Viola Carofalo, portavoce del movimento di sinistra Potere al popolo, ha citato diversi dati che a suo parere descrivono bene il problema delle carceri italiane. In particolare, Carofalo ha spiegato che «la nostra idea è che il carcere debba avere come scopo il reinserimento sociale, oggi il carcere non serve a quello, ma serve come discarica sociale per i poveretti, e basta farsi un giro in carcere per capirlo».
A supporto della propria tesi, la portavoce di Potere al popolo sottolinea che in Italia «registriamo tassi di recidività del 68 per cento» e inoltre «il 90 per cento degli addetti carcerari sono addetti penitenziari, mentre nel resto d’Europa le proporzioni sono molto diverse e c’è spazio per mediatori culturali, assistenti sociali, psicologi, formatori».

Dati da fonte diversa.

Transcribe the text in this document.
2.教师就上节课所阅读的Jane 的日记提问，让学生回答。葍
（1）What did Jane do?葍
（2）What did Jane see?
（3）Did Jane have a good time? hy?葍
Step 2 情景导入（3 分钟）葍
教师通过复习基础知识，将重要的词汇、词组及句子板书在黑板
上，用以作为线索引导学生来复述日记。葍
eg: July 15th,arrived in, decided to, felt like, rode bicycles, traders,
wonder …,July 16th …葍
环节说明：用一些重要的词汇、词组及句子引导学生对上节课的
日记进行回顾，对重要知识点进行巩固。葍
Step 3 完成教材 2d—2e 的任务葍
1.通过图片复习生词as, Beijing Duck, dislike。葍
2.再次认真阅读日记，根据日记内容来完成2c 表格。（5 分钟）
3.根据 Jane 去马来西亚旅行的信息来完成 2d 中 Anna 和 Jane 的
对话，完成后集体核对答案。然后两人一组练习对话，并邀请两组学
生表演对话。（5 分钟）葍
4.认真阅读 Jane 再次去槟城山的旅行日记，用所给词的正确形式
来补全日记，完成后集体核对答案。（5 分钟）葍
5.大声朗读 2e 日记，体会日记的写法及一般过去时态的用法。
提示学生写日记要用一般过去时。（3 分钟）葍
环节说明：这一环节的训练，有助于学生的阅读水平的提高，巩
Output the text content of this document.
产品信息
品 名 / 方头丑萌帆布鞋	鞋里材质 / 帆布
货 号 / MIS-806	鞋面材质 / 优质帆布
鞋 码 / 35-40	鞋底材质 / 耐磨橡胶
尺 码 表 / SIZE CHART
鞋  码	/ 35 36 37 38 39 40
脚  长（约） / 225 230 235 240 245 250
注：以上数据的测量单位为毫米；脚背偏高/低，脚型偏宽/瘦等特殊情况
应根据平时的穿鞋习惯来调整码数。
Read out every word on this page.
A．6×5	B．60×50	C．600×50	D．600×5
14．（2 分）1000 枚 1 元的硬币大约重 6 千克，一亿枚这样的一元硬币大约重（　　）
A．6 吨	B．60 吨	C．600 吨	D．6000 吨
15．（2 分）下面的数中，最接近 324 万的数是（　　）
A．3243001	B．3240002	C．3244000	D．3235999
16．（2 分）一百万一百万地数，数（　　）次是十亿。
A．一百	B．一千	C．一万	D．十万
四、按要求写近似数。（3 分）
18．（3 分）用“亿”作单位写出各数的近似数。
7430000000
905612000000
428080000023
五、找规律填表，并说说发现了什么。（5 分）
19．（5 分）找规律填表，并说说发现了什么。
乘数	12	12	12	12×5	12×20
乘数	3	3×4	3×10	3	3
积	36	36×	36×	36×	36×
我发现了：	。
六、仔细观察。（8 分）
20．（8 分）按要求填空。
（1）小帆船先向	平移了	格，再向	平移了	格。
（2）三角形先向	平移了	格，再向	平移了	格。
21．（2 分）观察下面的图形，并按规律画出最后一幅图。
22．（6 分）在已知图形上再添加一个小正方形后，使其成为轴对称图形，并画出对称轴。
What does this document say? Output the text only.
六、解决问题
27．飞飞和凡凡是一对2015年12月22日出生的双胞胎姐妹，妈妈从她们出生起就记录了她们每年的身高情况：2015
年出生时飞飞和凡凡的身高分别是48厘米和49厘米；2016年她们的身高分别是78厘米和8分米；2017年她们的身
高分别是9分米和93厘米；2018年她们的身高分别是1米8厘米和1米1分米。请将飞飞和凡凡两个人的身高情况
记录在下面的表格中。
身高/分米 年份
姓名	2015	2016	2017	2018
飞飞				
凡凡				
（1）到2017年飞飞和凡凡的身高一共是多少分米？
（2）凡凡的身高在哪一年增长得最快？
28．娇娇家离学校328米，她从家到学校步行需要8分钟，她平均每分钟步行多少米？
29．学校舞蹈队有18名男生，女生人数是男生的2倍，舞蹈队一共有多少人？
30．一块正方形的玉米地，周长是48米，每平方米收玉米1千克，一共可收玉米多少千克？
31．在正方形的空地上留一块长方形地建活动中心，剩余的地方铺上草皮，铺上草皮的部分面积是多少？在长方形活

In ultimo, ricorda che «oggi solo il 3 o 4 per cento delle persone che sono in carcere seguono un percorso di formazione» e «il restante 96-97 per cento si ritroverà in condizioni peggiori di quelle di partenza, perché oltre alle sue difficoltà di partenza si somma il fatto di essere stato escluso dalla società civile per tanto tempo».
Vediamo se i dati riportati da Carofalo sono corretti.
La recidiva
La “recidiva” avviene quando una persona già condannata in passato e poi uscita dal carcere commette un nuovo reato. Carofalo sostiene che il tasso di recidiva in Italia sia pari al 68 per cento, ossia 68 persone già condannate in passato su cento, una volta scarcerate, tornano a commettere un reato. Un ovvio problema di questa statistica consiste nel fatto che, per poter essere registrato, il recidivo deve anche essere nuovamente scoperto, processato e giudicato colpevole.
In realtà, sulla recidiva in Italia ci sono molti pochi numeri, e nessuno recente. Nel 2012 era stato annunciato dal Ministero della Giustizia l’avvio di una ricerca per avere dati ufficiali e aggiornati sul fenomeno, ma a oggi non se ne è più avuta notizia.
Un dato che viene citato spesso è appunto quello del 68 per cento. Si ritrova ad esempio nel più recente rapporto annuale sulla situazione nelle carceri italiane dell’associazione Antigone, una delle più importanti e stimate nel settore, ed è stato citato anche dall’allora ministro della Giustizia Paola Severino nel 2012, nonché definito nel 2015, in un editoriale su Avvenire, come “i dati ufficiali sulla recidiva”.
Quel dato in realtà è riportato in uno studio del 2007 pubblicato sulla Rassegna penitenziaria e criminologica e firmato da Fabrizio Leonardi, allora direttore dell’Osservatorio delle misure alternative del DAP (Dipartimento dell’amministrazione penitenziaria) all’interno del Ministero della Giustizia.
Leonardi, a sua volta, citava una statistica raccolta dal DAP e riferita agli scarcerati nel 1998: quell’anno erano stati scarcerati 5.772 condannati, e di questi 3.951, appunto il 68,45%, erano successivamente tornati in carcere. Nello stesso studio, si effettuava una stima della recidiva tra coloro avessero scontato una pena alternativa al carcere: utilizzando dati sulle scarcerazioni del 1998, si rilevava una percentuale di recidiva del 19 per cento.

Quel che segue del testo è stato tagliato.